Les mandats d'arrêt contre Ahmed et Salem Chalabi, sont-ils un signe d'une stabilisation progressive du système d'État irakien, d'une lutte pour le pouvoir et l'influence en Irak; ou pire, d'un règlement des comptes devenu si populaire depuis la chute du régime de Saddam Hussein?
Avant la guerre en Irak, Washington a considéré Ahmed Chalabi comme candidat potentiel à la relève de l'après-Saddam. Cet homme politique avait les faveurs de la CIA et du Pentagone. Le CNI était l'une des organisations d'opposition irakiennes qui jouissaient du plus grand soutien des États-Unis qui versaient plus de 300.000 dollars par mois sur ses comptes. Pendant les congrès de l'opposition irakienne précédant la campagne militaire, Ahmed Chalabi a appelé à immédiatement former un gouvernement en exil dont il serait évidemment le chef. Mais les autres partis d'opposition n'ont pas appuyé cette idée. Ahmed Chalabi était inconnu en Irak, ses partisans n'avaient pas lutté contre Saddam Hussein à la différence des partis kurdes ou le Conseil suprême de la révolution islamique (chiite). La famille de Chalabi a quitté le pays et s'est installée en Jordanie en 1958, avant l'arrivée au pouvoir de Saddam Hussein et du parti Baas. Il n'avait pas l'auréole du martyr ou de l'opposant au régime. Au contraire, ceux qui le connaissaient, le tenaient pour un escroc.

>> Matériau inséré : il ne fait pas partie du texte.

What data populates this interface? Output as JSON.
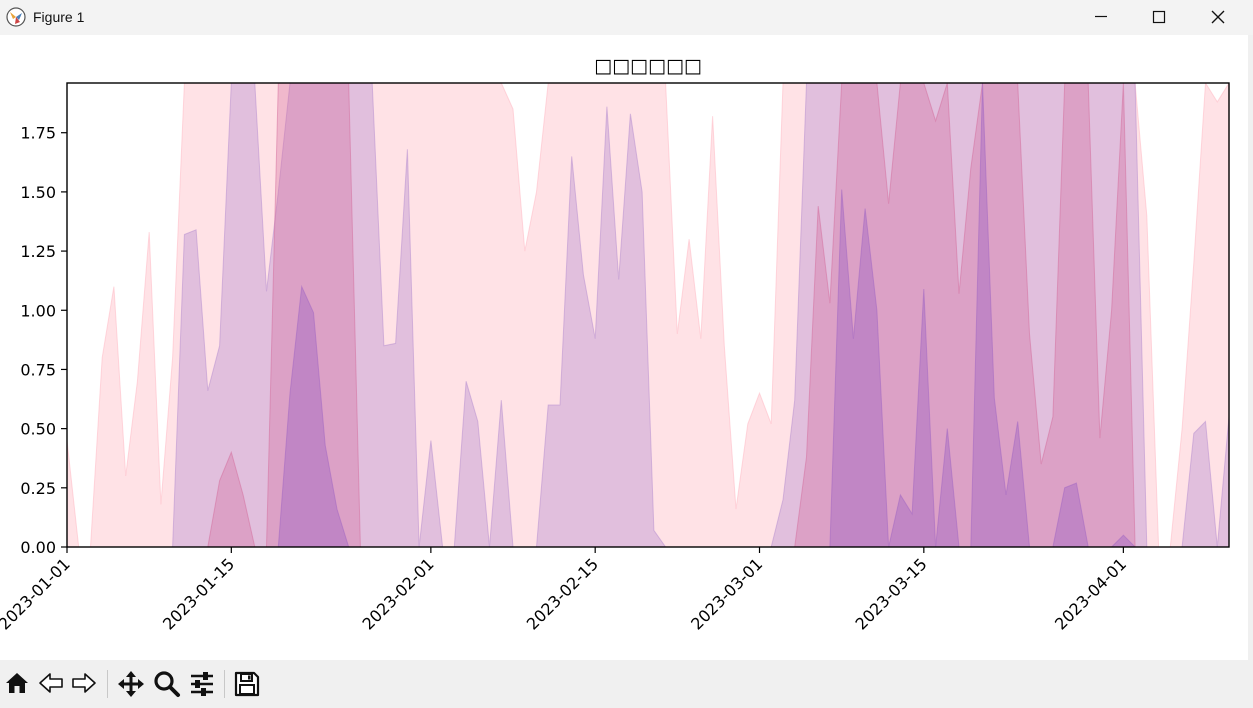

Condamné par contumace en Jordanie pour détournement de fonds, vol, usage inapproprié de fonds de déposants et spéculation sur les cours des devises, il a fui le pays au début des années 1990. C'est après son évasion de Jordanie qu'il a créé son parti et a tissé des liens avec les Américains.

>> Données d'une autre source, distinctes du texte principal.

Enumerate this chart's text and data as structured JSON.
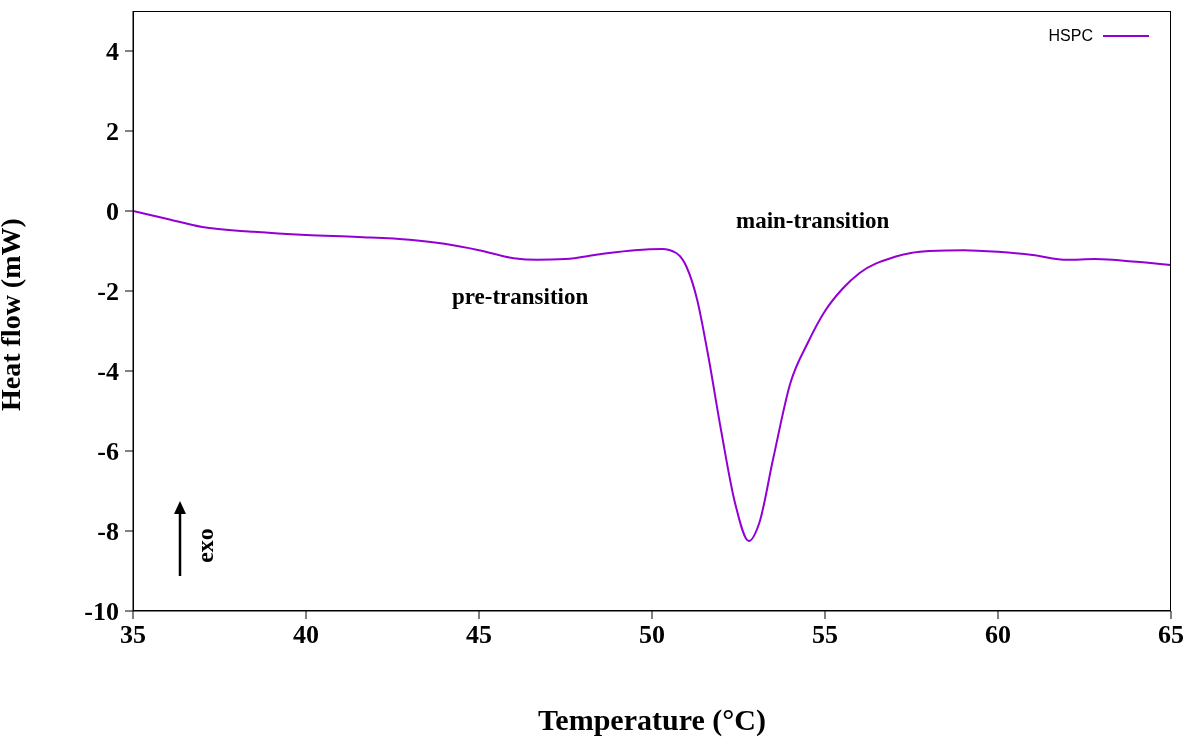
{
  "chart_data": {
    "type": "line",
    "xlabel": "Temperature (°C)",
    "ylabel": "Heat flow (mW)",
    "xlim": [
      35,
      65
    ],
    "xticks": [
      35,
      40,
      45,
      50,
      55,
      60,
      65
    ],
    "ylim": [
      -10,
      5
    ],
    "yticks": [
      -10,
      -8,
      -6,
      -4,
      -2,
      0,
      2,
      4
    ],
    "grid": false,
    "legend": "top right",
    "marker": "none",
    "line_style": "solid",
    "series": [
      {
        "name": "HSPC",
        "color": "#9400d3",
        "x": [
          35,
          36,
          37,
          38.5,
          40,
          41.5,
          43,
          44,
          45,
          46,
          46.7,
          47.5,
          48.5,
          49.5,
          50.3,
          50.7,
          51,
          51.3,
          51.6,
          52,
          52.4,
          52.8,
          53.1,
          53.5,
          54,
          54.5,
          55,
          55.5,
          56,
          57,
          58,
          59,
          60,
          61,
          62,
          62.8,
          64,
          65
        ],
        "values": [
          0,
          -0.2,
          -0.4,
          -0.52,
          -0.6,
          -0.65,
          -0.72,
          -0.82,
          -0.98,
          -1.18,
          -1.22,
          -1.2,
          -1.08,
          -0.98,
          -0.95,
          -1.05,
          -1.4,
          -2.2,
          -3.5,
          -5.5,
          -7.3,
          -8.25,
          -7.8,
          -6.2,
          -4.3,
          -3.3,
          -2.5,
          -1.95,
          -1.55,
          -1.15,
          -1.0,
          -0.98,
          -1.02,
          -1.1,
          -1.22,
          -1.2,
          -1.27,
          -1.35
        ]
      }
    ],
    "annotations": [
      "pre-transition",
      "main-transition",
      "exo"
    ]
  }
}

Cependant il était impensable qu'Ahmed Chalabi puisse devenir dirigeant de l'Irak, même avec le soutien des États-Unis. Les Américains n'ont misé sur un bon cheval. Au printemps 2004, ils ont renoncé à la coopération avec le CNI et coupé le financement. Ils ont accusé Ahmed Chalabi d'avoir livré des informations secrètes à l'Iran ce qui a été donné comme explication officielle de cette décision. A la même époque, des médias ont annoncé que les données de la CIA sur l'existence de laboratoires de fabrication d'armes de destruction massive en Irak, qui avaient servi de prétexte pour lancer la guerre avant d'être reconnues comme fausses, avaient été fournies par les personnes proches de Chalabi. L'analyse générale de la situation en Irak a été aussi erronée que les informations sur les laboratoires. Qui plus est, il s'est avéré que Ahmed Chalabi n'avait pas d'alliés sérieux en Irak en proie au chaos et que l'argent américain dépensé pour l'appuyer était de l'argent jeté par la fenêtre. D'ailleurs, les Américains s'étaient déjà enracinés en Irak au printemps 2004 et n'avaient plus besoin de Chalabi.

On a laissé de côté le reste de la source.